Arguments pertinents
La Cour a fondé sa décision sur plusieurs éléments juridiques clés :
1. Sur la liberté contractuelle et d'entreprendre : La Cour a indiqué que les articles L. 143-1 et L. 143-2 du Code rural et de la pêche maritime ne portent pas atteinte aux principes de la liberté contractuelle et de l’entrepreneuriat, car ces dispositions sont justifiées par un objectif d'intérêt général. La Cour a déclaré :
> "ces articles organisent le droit de préemption accordé aux SAFER [...] pour l'amélioration des structures agricoles."

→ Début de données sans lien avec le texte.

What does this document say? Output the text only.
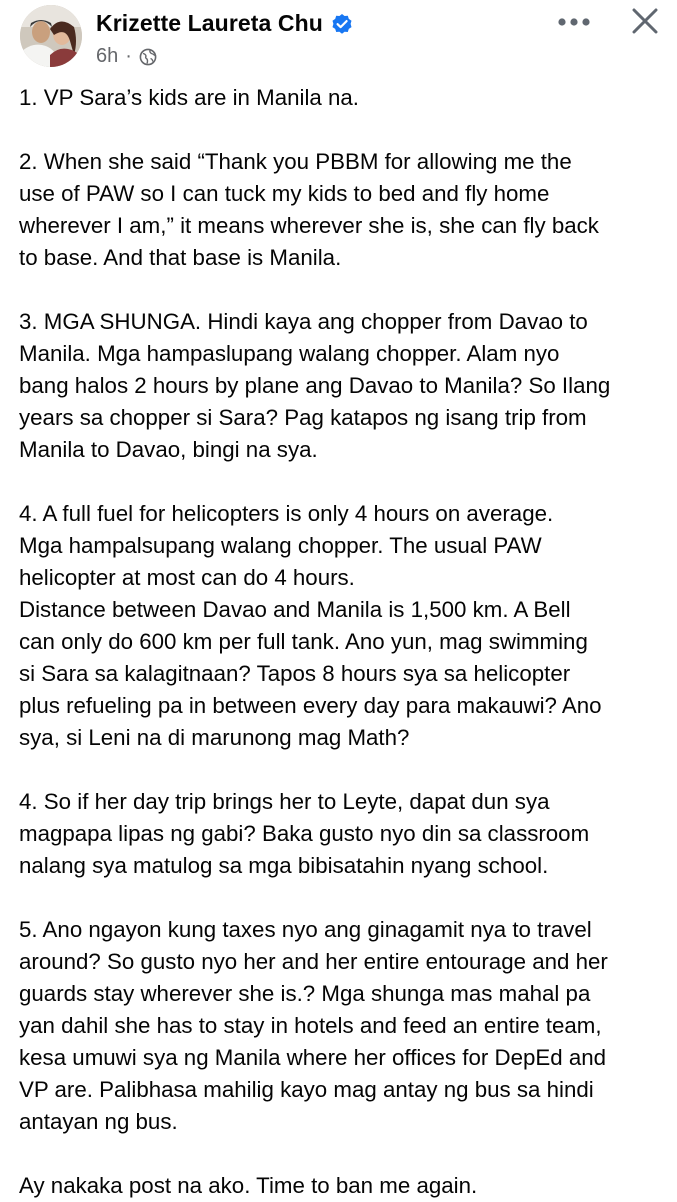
Krizette Laureta Chu
6h ·

1. VP Sara’s kids are in Manila na.

2. When she said “Thank you PBBM for allowing me the
use of PAW so I can tuck my kids to bed and fly home
wherever I am,” it means wherever she is, she can fly back
to base. And that base is Manila.

3. MGA SHUNGA. Hindi kaya ang chopper from Davao to
Manila. Mga hampaslupang walang chopper. Alam nyo
bang halos 2 hours by plane ang Davao to Manila? So Ilang
years sa chopper si Sara? Pag katapos ng isang trip from
Manila to Davao, bingi na sya.

4. A full fuel for helicopters is only 4 hours on average.
Mga hampalsupang walang chopper. The usual PAW
helicopter at most can do 4 hours.
Distance between Davao and Manila is 1,500 km. A Bell
can only do 600 km per full tank. Ano yun, mag swimming
si Sara sa kalagitnaan? Tapos 8 hours sya sa helicopter
plus refueling pa in between every day para makauwi? Ano
sya, si Leni na di marunong mag Math?

4. So if her day trip brings her to Leyte, dapat dun sya
magpapa lipas ng gabi? Baka gusto nyo din sa classroom
nalang sya matulog sa mga bibisatahin nyang school.

5. Ano ngayon kung taxes nyo ang ginagamit nya to travel
around? So gusto nyo her and her entire entourage and her
guards stay wherever she is.? Mga shunga mas mahal pa
yan dahil she has to stay in hotels and feed an entire team,
kesa umuwi sya ng Manila where her offices for DepEd and
VP are. Palibhasa mahilig kayo mag antay ng bus sa hindi
antayan ng bus.

Ay nakaka post na ako. Time to ban me again.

2. Sur le principe d’égalité : Concernant la question de traitement inégal entre fermiers en fonction de la superficie de leurs exploitations, la Cour a estimé que cette différence de traitement est en rapport direct avec l'objet de la politique agricole :
> "une différence de traitement [...], qui est en rapport avec l'objet même de la politique agricole."
Interprétations et citations légales
La décision fait référence à plusieurs articles du Code rural et de la pêche maritime, en soulignant que leur application respecte les objectifs d'intérêt général confiés aux SAFER. Voici les articles mentionnés :
- Code rural et de la pêche maritime - Article L. 143-1 : Cet article établit le droit de préemption des SAFER pour permettre la réalisation de l'intérêt général dans l'amélioration des structures agricoles.
- Code rural et de la pêche maritime - Article L. 143-2 : Cet article précise les objectifs spécifiques que la SAFER doit respecter.
- Code rural et de la pêche maritime - Article L. 143-6 et L. 412-5 : Ces articles traitent des conditions d'exercice des préemptions par les SAFER, notamment le traitement des fermiers en place depuis plus de trois ans.
En conclusion, la Cour de cassation a affirmé qu'il n'y avait pas lieu de renvoyer les questions au Conseil constitutionnel, considérant que les dispositions en question ne portaient pas atteinte aux principes constitutionnels invoqués.